Te acompaño veinticuatro horas de cada veinticuatro de mis días. Pero tú no lo sabes. Cada instante te beso y rozo con mis manos la arrugada piel de tu hermosa cara. Pero tú, quizás, ni lo notes, ni te percates. Cada mañana me empeño para que quieras ser nuevamente mi amiga, aquella que me daba tan buenos consejos. Aunque ya ni siquiera recuerdas cuando dejaste de serlo. Desde hace algunos inviernos soy yo el que cada noche de Reyes te regalo juegos, caramelos, abrazos y besos. Aquellos que tú nos ofrecías y que valían todo el dinero.

Ahora ya no te importa que reponga con bonitas flores de tu cuidado corral el jarrón de tu mesita de noche. Pero yo necesito oler ese aroma para que, al menos por unos instantes, me transporte. Con esmero peino tus blancos cabellos para que te sientas hermosa. Y tú, hermosa siempre, no presumes de nada. Hoy, sentados frente a la ventana, dejaste volar tu mirada por ese inmenso campo verde de tu infancia, salpicado de chozas y rayado por sinuosos caminos, por subidas y bajadas. Hoy has querido dejar volar esa mente traicionera que ha decidido volverte la espalda…

“¿A dónde irán los pájaros cuando se mueren?”, me has dicho. Y después, sin una lógica trabada, me cuentas dónde naciste. Yo te escucho como si no supiera nada. Y, en un “tic tac” de reloj, vuelves a explicarme dónde naciste. Y yo te sonrío como si me hiciera gracia. Y de nuevo me cuentas otra vez dónde naciste… y… ¡Ay, madre de mis entrañas! la pena va calando mi alma. Abandonas la estancia y huyes por el trocito de cielo que contiene tu ventana. Ves pasar gorriones en bandadas, alguna cigüeña buscando refugio y palomas que parecen disecadas… y tus ojos se iluminan con un destello de nostalgia.

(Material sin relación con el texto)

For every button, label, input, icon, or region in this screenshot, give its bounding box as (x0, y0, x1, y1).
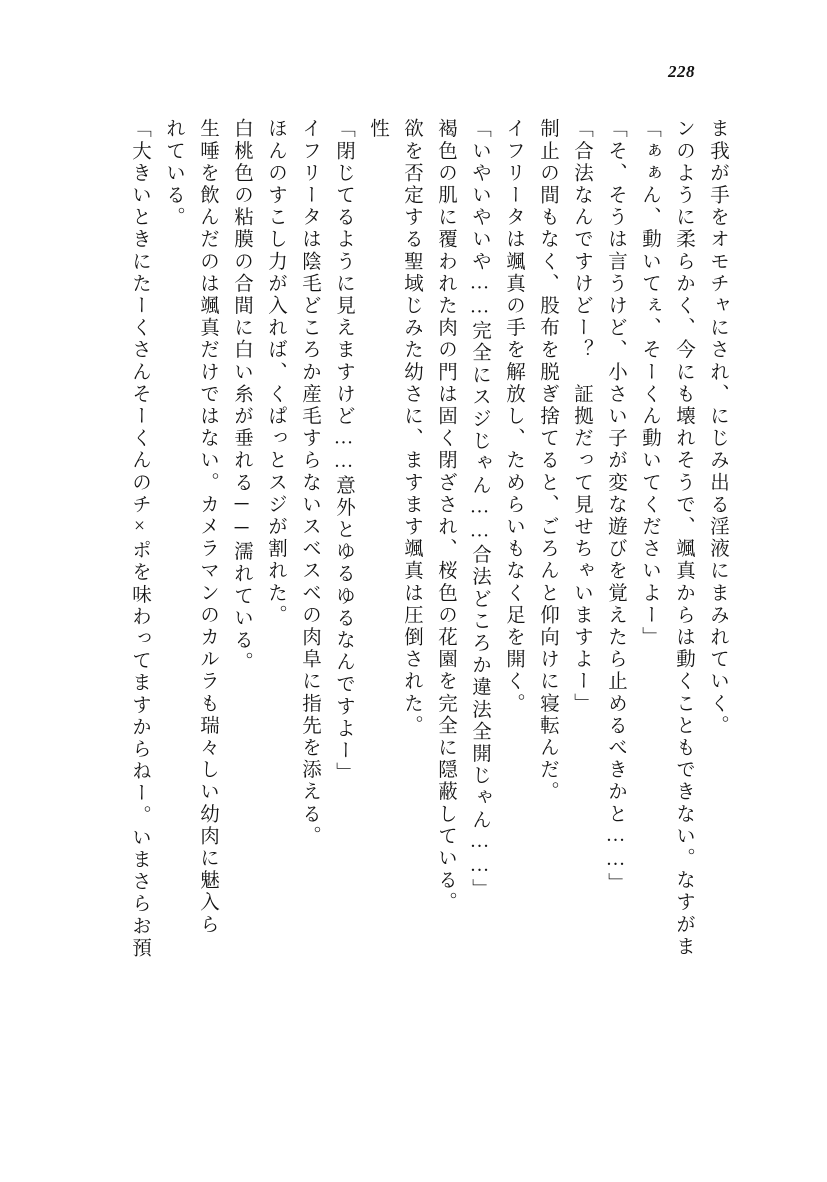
page-number: 228 (668, 62, 695, 81)
text-line: ンのように柔らかく、今にも壊れそうで、颯真からは動くこともできない。なすがま (673, 118, 694, 958)
text-line: 「ぁぁん、動いてぇ、そーくん動いてくださいよー」 (639, 118, 660, 649)
text-line: 「合法なんですけどー？ 証拠だって見せちゃいますよー」 (571, 118, 592, 715)
text-line: 制止の間もなく、股布を脱ぎ捨てると、ごろんと仰向けに寝転んだ。 (537, 118, 558, 804)
text-line: 「大きいときにたーくさんそーくんのチ×ポを味わってますからねー。いまさらお預 (129, 118, 150, 960)
text-line: イフリータは颯真の手を解放し、ためらいもなく足を開く。 (503, 118, 524, 715)
text-line: イフリータは陰毛どころか産毛すらないスベスベの肉阜に指先を添える。 (299, 118, 320, 848)
text-line: れている。 (163, 118, 184, 229)
vertical-text-body (72, 118, 727, 1068)
text-line: 「そ、そうは言うけど、小さい子が変な遊びを覚えたら止めるべきかと……」 (605, 118, 626, 895)
text-line: 褐色の肌に覆われた肉の門は固く閉ざされ、桜色の花園を完全に隠蔽している。 (435, 118, 456, 914)
text-line: 「いやいやいや……完全にスジじゃん……合法どころか違法全開じゃん……」 (469, 118, 490, 901)
text-line: 性 (367, 118, 388, 141)
text-line: ほんのすこし力が入れば、くぱっとスジが割れた。 (265, 118, 286, 627)
text-line: 白桃色の粘膜の合間に白い糸が垂れる──濡れている。 (231, 118, 252, 674)
text-line: 「閉じてるように見えますけど……意外とゆるゆるなんですよー」 (333, 118, 354, 784)
text-line: 欲を否定する聖域じみた幼さに、ますます颯真は圧倒された。 (401, 118, 422, 737)
text-line: ま我が手をオモチャにされ、にじみ出る淫液にまみれていく。 (707, 118, 728, 737)
text-line: 生唾を飲んだのは颯真だけではない。カメラマンのカルラも瑞々しい幼肉に魅入ら (197, 118, 218, 936)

-¿A dónde irán los pájaros cuando se mueren? –Vuelves a preguntar, sin perder de vista el vuelo de las aves en su inmensa elegancia. El viejo reloj de la casa llena nuestro espacio de mutismos y calmas, y en un instante la curiosidad me remueve y me lleva a devolverte la pregunta profunda que en el aire dejabas:

-Es verdad… ¿a dónde irán los pájaros cuando mueren?

Y tú, despreocupada y sin dejar de mirar por unos cristales que poco a poco se empañan, respondes:

-¡Al suelo! Allí, a donde todos volvemos. ¿A dónde quieres que vayan?

Oscurece y las sombras del presente nos enfrían con sus tristes mantas.

Un minuto de silencio, mientras cierras los ojos, en la lenta cadencia del momento. Y de pronto me hablas como una niña asustada:
-¡Mamá, mamá, hoy no quiero ir a la escuela, me encuentro mala!
-¿Cómo dices… cariño mío? –como un alfiler se me clavan tus palabras.
-Que no quiero ir a la escuela, que estoy muy cansada, me respondes con la cara destemplada.
-Está bien, claro que no irás. Olvídate. Duerme un poco más y descansa.
-Pero quédate a mi lado, madre mía, aquí conmigo, que nadie me moleste. No te vayas. Acurrúcame en tu falda, -afligida, casi sin mirar me suplicabas.
-Aquí estoy. A tu lado. Tranquila, mi niña, descansa, descansa…

Y agarré sus manos frías sin poder contener las lágrimas.

Hacía mucho tiempo que la mente de mi madre andaba enmarañada, confundida, cayéndose a trozos como una puerta destartalada, pero al menos ahora, hoy, en este único instante, no tendría que ir a la escuela, y por eso dormiría feliz, tranquila y plácida.